Un tribunal saoudien a condamné lundi un défenseur des droits de l'Homme à sept ans de prison et 600 coups de fouet pour avoir créé un réseau "libéral", ont indiqué des militants.

"Raef Badaoui", co-fondateur du Réseau libéral saoudien, "a été condamné à sept ans de prison et 600 coups de fouet", a indiqué l'avocat Walid Abualkhair sur son compte Twitter, ajoutant que le juge avait ordonné la fermeture du site internet du Réseau. Il a indiqué que M. Badaoui avait été accusé d'avoir critiqué la police religieuse, ainsi que d'avoir appelé à une "libéralisation religieuse".

En décembre dernier, un tribunal avait renvoyé M. Badaoui devant une juridiction supérieure pour qu'il soit jugé pour apostasie, une accusation passible de la peine de mort dans ce royaume ultra-conservateur du Golfe. Cette accusation d'apostasie n'a cependant pas été retenue dans le jugement de lundi, selon des militants.

Raef Badaoui, âgé de 35 ans, avait été arrêté en juin dernier dans la ville de Jeddah, sur la mer Rouge. Son Réseau libéral saoudien co-fondé avec la militante des droits de l'Homme Souad al-Shammari, avait proclamé le 7 mai "journée du libéralisme" en Arabie saoudite, appelant à lutter contre l'emprise des religieux sur la vie publique.

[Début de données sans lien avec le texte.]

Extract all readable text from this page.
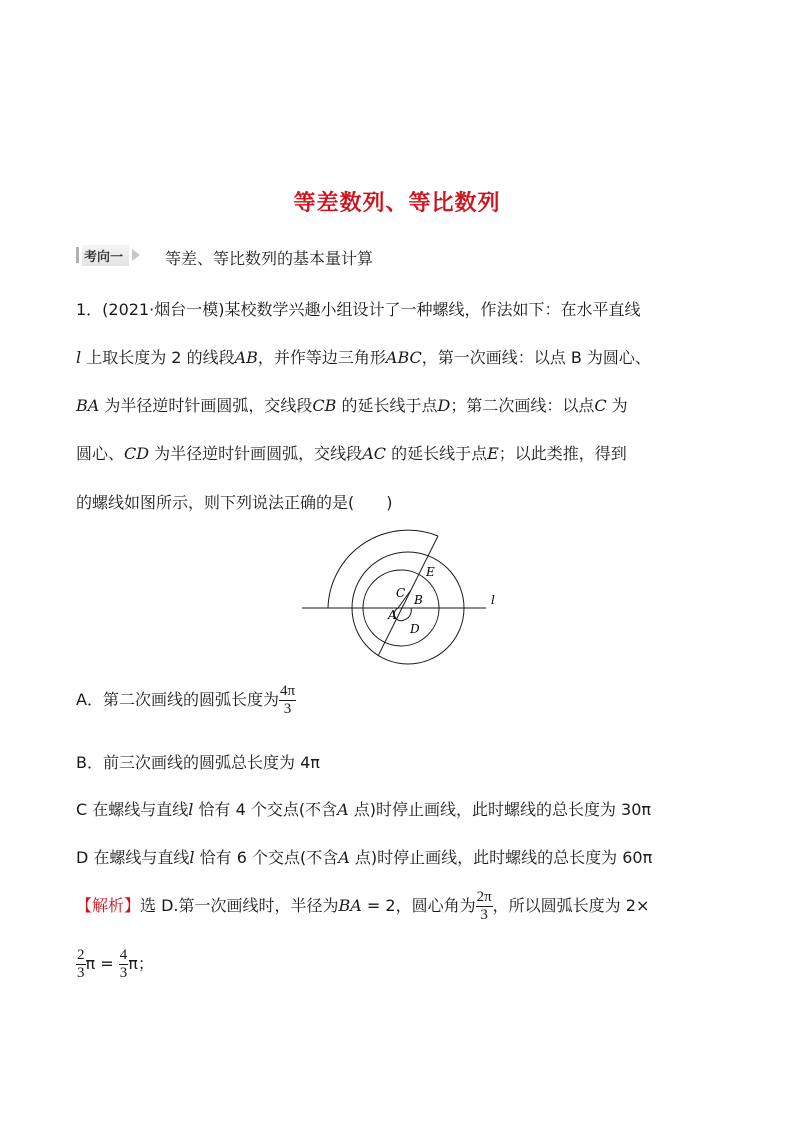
等差数列、等比数列
考向一	等差、等比数列的基本量计算
1．(2021·烟台一模)某校数学兴趣小组设计了一种螺线，作法如下：在水平直线
l 上取长度为 2 的线段AB，并作等边三角形ABC，第一次画线：以点 B 为圆心、
BA 为半径逆时针画圆弧，交线段CB 的延长线于点D；第二次画线：以点C 为
圆心、CD 为半径逆时针画圆弧，交线段AC 的延长线于点E；以此类推，得到
的螺线如图所示，则下列说法正确的是(　　)
E
C B
A
D
l
A．第二次画线的圆弧长度为 $\frac{4\pi}{3}$
B．前三次画线的圆弧总长度为 4π
C 在螺线与直线l 恰有 4 个交点(不含A 点)时停止画线，此时螺线的总长度为 30π
D 在螺线与直线l 恰有 6 个交点(不含A 点)时停止画线，此时螺线的总长度为 60π
【解析】选 D.第一次画线时，半径为BA = 2，圆心角为 $\frac{2\pi}{3}$ ，所以圆弧长度为 2×
$\frac{2}{3}$ $\pi = \frac{4}{3}$ π；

Mais une conférence qui devait se tenir à cette occasion à Jeddah avait été annulée, les organisateurs ayant reçu "des conseils" des autorités de ne pas la tenir.

Le journaliste et blogueur Hamza Kashgari avait été livré en février par la Malaisie au royaume wahhabite pour y être jugé pour blasphème à la suite de commentaires sur Twitter jugés insultants à l'égard du prophète Mahomet. Les commentaires de Hamza Kashgari avaient provoqué des appels à son exécution, malgré son repentir.

La charia, la loi islamique, strictement appliquée en Arabie saoudite, prévoit la peine de mort pour apostasie, mais les accusés peuvent en général faire repentance et échapper à la décapitation.